Günümüzün popüler konusu, bir ton araştırma yapılıyor bunun için.

Y kuşağı mutsuz çünkü istediği hayatı yaşayamıyor ve yaşamak için hiçbir alternatif yaratamıyor.

Y kuşağı mutsuz çünkü X kuşağı tarafından yönetiliyor.

İnternet çağına denk gelen ve dünyadaki farklı hayatlara tanıklık eden bir nesli, haftanın 6 günü, günde minumum 9 saat zevksiz ofislere tıkıp çalıştırmak isteyen bir nesil yüzünden mutsuz.

Çünkü kendileri böyle görmüş, çok çalışmanın doğru bir şey olduğuna inanmış ve kendi gibi yaşamak istemeyenleri de; tembel, işe yaramaz, başarısız, güçsüz hatta değersiz olarak yaftalıyor.

Çok çalışmayı kimler sever biliyor musunuz?

İşten başka nasıl zaman geçireceğini bilmeyen, insanlarla iletişim kurmaktan sıkılan, çocuğuna, eşine zaman ayırmak istemeyen, anasının babasının gönlünü hoş tutmak yerine çalışmayı tüm kişisel sorumluluklarından kaçış yolu olarak gören insanlar sever.
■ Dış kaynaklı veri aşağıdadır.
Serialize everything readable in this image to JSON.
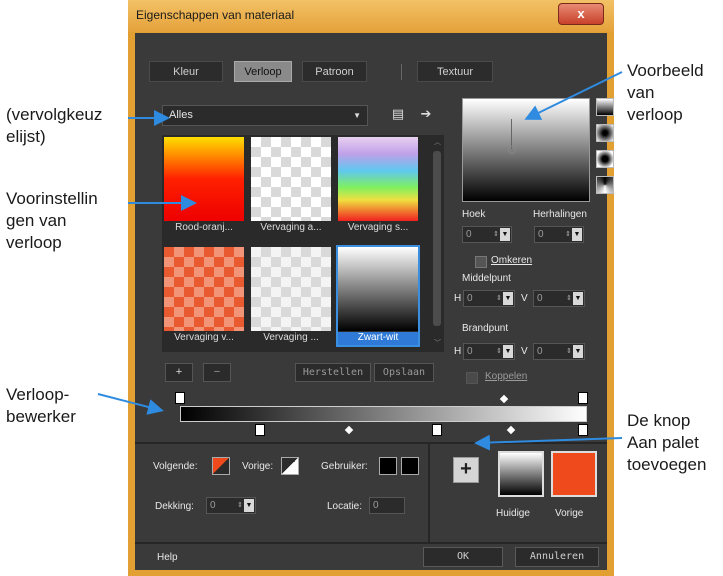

Bu durumun erdemli bir tarafı yok bana göre. Umarım çok çalışmanın dışlanacağı günleri de göreceğiz hep beraber.



Bizler, bir önceki neslin varoluş değerleri ile kendi isteklerimiz arasında sıkışıp kalıyoruz, bu yüzden sürekli hindi gibi düşünüyoruz hem başarılı olup, hem istediğimiz hayatı nasıl yaşayacağız diye...

Lakin başarı olarak tanımladığımız çoğu şey; klişelerden, toplumun dayattığı hayatı yaşamaktan ibaret. Başardığın zaman gerçekten tatmin ve mutlu olmuyorsun.
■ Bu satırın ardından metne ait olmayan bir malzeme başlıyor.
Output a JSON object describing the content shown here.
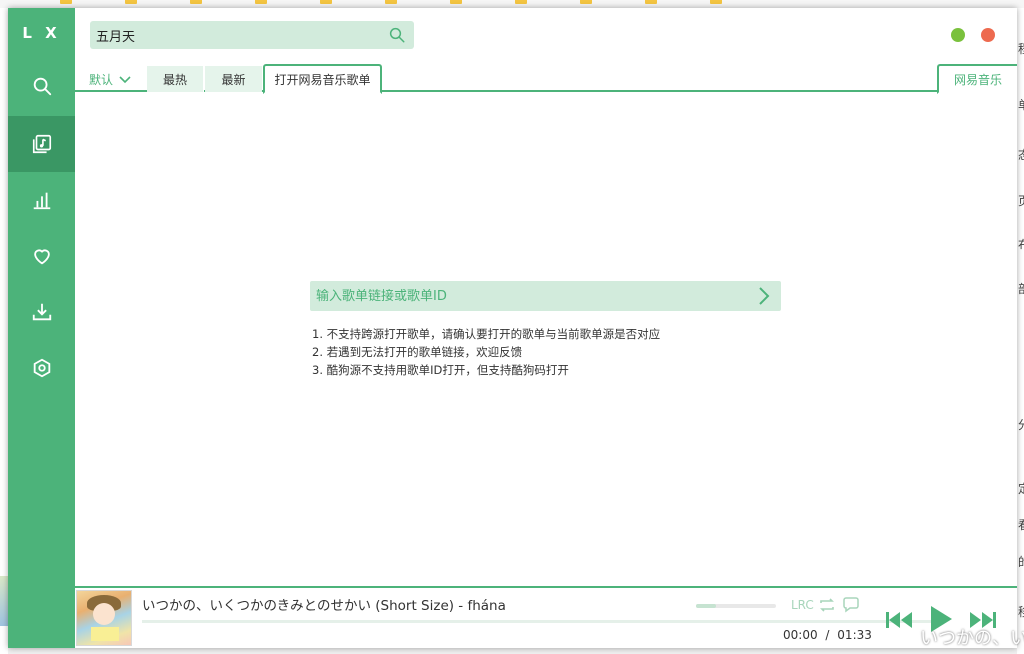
{
  "app": {
    "logo": "L X",
    "colors": {
      "accent": "#4cb37a",
      "accent_dark": "#3a9764",
      "accent_light": "#d2ebdc",
      "min_button": "#7ac13d",
      "close_button": "#ed6a4f"
    }
  },
  "sidebar": {
    "items": [
      {
        "name": "search",
        "icon": "search-icon",
        "active": false
      },
      {
        "name": "songlist",
        "icon": "music-list-icon",
        "active": true
      },
      {
        "name": "leaderboard",
        "icon": "bar-chart-icon",
        "active": false
      },
      {
        "name": "favorites",
        "icon": "heart-icon",
        "active": false
      },
      {
        "name": "download",
        "icon": "download-icon",
        "active": false
      },
      {
        "name": "settings",
        "icon": "hexagon-settings-icon",
        "active": false
      }
    ]
  },
  "search": {
    "value": "五月天"
  },
  "tabs": {
    "sort_default": "默认",
    "hot": "最热",
    "new": "最新",
    "open_songlist": "打开网易音乐歌单",
    "source": "网易音乐"
  },
  "open_songlist": {
    "placeholder": "输入歌单链接或歌单ID",
    "tips": [
      "1. 不支持跨源打开歌单，请确认要打开的歌单与当前歌单源是否对应",
      "2. 若遇到无法打开的歌单链接，欢迎反馈",
      "3. 酷狗源不支持用歌单ID打开，但支持酷狗码打开"
    ]
  },
  "player": {
    "title": "いつかの、いくつかのきみとのせかい (Short Size) - fhána",
    "lrc_label": "LRC",
    "current_time": "00:00",
    "separator": "/",
    "total_time": "01:33",
    "volume": 0.25,
    "progress": 0
  },
  "background": {
    "right_edge_chars": [
      "程",
      "单",
      "态",
      "页",
      "布",
      "部",
      "分",
      "定",
      "看",
      "的",
      "移"
    ],
    "overlay_text": "いつかの、い"
  }
}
Ben kendi başarı kavramımı tanımlamaya çalıştım. Başarı benim için, kendi isteklerim ile karşı tarafın isteklerini ortak bir paydada buluşturmak demek.

Bu arkadaşlıkta da, iş hayatında da, özel ve aile ilişkilerinde de böyle...

Yani kendi isteklerimin önemsizleştiği bir işe de, ilişkiye de sahip olsam, sırf sahibim diye kendimi başarılı hissetmeyeceğim. Çoğumuz hissetmiyoruz aslında, bu yüzden başarı sonrası mutluluk hissi de gelmiyor. Mutluluğu bize sahip olmayana, ya da daha düşüğüne sahip olana bakıp "alabileceğinin en iyisi bu, şükretmelisin" mantığı ile dayatıyorlar.

Çünkü her şey kısıtlı bu ülkede.

İyi bir iş, alternatif bir hayat, aşk, para, zaman...

Bir şekilde kendini bu sistemden kurtarmış insanlar, sonra çıkıp sosyal medyada hayata dair mutluluk ve ilham mesajları veriyor. O sistemden çıkıyor direkt, sistemin mağdurları artık umurunda değil. O çıkabildiyse herkes çıkabilir.

Neticede herkes o sistemden çıkabilen bir kişi olmanın derdinde.

Sistemden çıkarsak da bize vaat edilen, sahip olabileceğimizin en iyisi.
Ama bu çoğu zaman "tam olarak istediğim buydu" ile aynı şey değil.